Note: to replace a global key, you must use global-map or call current-global-map.

(define-key keymap [remap original-function] 'my-own-function)

Example

Example here is taken from my article on fixing the mark commands in transient mark mode. I remap the keys that point to exchange-point-and-mark to my own function exchange-point-and-mark-no-activate.
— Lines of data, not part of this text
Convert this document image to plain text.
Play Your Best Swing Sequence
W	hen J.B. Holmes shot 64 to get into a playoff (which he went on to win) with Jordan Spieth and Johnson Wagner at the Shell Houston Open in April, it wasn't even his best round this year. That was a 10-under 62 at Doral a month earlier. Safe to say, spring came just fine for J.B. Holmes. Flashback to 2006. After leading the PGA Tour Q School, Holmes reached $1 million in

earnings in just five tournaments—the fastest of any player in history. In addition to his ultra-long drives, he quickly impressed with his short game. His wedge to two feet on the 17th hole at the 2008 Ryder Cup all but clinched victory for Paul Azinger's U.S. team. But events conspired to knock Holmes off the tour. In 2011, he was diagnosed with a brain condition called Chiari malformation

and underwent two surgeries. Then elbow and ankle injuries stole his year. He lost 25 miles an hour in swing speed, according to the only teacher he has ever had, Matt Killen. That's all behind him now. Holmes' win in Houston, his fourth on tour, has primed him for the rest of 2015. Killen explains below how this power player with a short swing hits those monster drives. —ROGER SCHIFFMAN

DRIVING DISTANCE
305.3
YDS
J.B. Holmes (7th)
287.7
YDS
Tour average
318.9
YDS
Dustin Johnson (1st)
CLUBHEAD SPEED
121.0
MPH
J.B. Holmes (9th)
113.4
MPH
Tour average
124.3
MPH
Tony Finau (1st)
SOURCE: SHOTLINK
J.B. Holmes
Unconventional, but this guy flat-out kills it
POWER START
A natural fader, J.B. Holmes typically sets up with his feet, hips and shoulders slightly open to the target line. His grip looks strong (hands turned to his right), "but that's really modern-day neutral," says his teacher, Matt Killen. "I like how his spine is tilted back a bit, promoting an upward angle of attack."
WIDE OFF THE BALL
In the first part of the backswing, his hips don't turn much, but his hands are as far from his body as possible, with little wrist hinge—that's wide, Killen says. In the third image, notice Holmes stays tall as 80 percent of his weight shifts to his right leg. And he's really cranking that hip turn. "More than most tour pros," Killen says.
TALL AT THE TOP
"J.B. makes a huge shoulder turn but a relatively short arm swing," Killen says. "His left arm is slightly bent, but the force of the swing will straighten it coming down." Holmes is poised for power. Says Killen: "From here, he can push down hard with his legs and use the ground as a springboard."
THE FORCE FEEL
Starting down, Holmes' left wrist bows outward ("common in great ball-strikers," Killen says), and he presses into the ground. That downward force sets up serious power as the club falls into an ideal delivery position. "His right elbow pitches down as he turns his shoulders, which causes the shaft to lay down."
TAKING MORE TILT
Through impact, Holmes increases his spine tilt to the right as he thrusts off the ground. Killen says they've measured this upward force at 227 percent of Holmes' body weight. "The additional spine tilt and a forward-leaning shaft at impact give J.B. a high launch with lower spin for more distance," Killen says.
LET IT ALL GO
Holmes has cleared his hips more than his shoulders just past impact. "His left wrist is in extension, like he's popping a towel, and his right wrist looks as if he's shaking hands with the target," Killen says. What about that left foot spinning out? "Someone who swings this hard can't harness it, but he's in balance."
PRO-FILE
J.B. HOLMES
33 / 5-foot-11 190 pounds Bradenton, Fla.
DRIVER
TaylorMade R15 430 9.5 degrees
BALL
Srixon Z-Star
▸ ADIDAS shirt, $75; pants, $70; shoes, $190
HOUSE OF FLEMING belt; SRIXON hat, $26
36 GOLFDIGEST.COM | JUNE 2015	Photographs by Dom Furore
(defun exchange-point-and-mark-no-activate ()
  "Identical to \\[exchange-point-and-mark] but will not activate the region."
  (interactive)
  (exchange-point-and-mark)
  (deactivate-mark nil))
(define-key global-map [remap exchange-point-and-mark] 'exchange-point-and-mark-no-activate)

Custom Prefixes

Purpose

Creating a prefix is easy nowadays as you don’t have to explicitly create your own prefix keymaps, provided you use local-set-key or global-set-key. Use custom prefixes to group or categorize your commands.

Definition

(global-set-key (kbd "subkey_1 ... endkey_1") 'my-command-1)
(global-set-key (kbd "subkey_1 ... endkey_2") 'my-command-2)

Example

Global keys that will insert either the time of the day, or the current date. Type C-c i d to insert the date; and C-c i t to insert the time. Type C-c i C-h to list all bound keys under the C-c i prefix.

(defun mp-insert-date ()
  (interactive)
  (insert (format-time-string "%x")))

(defun mp-insert-time ()
  (interactive)
  (insert (format-time-string "%X")))

(global-set-key (kbd "C-c i d") 'mp-insert-date)
(global-set-key (kbd "C-c i t") 'mp-insert-time)

Conclusion

I have covered almost every facet of key binding that most Emacs users would care to know about. I know there’s a lot of tutorials out there that essentially capture only what I have in the templates section, but for your edification I decided I wanted to cover everything (or near as well anyway) that make up a key definition.

That I can dedicate so much to a topic that on the outset appears straightforward highlights the flexibility – and complexity – of Emacs. I hope the guide has taught you how to do one of the most frequently-asked things in Emacs.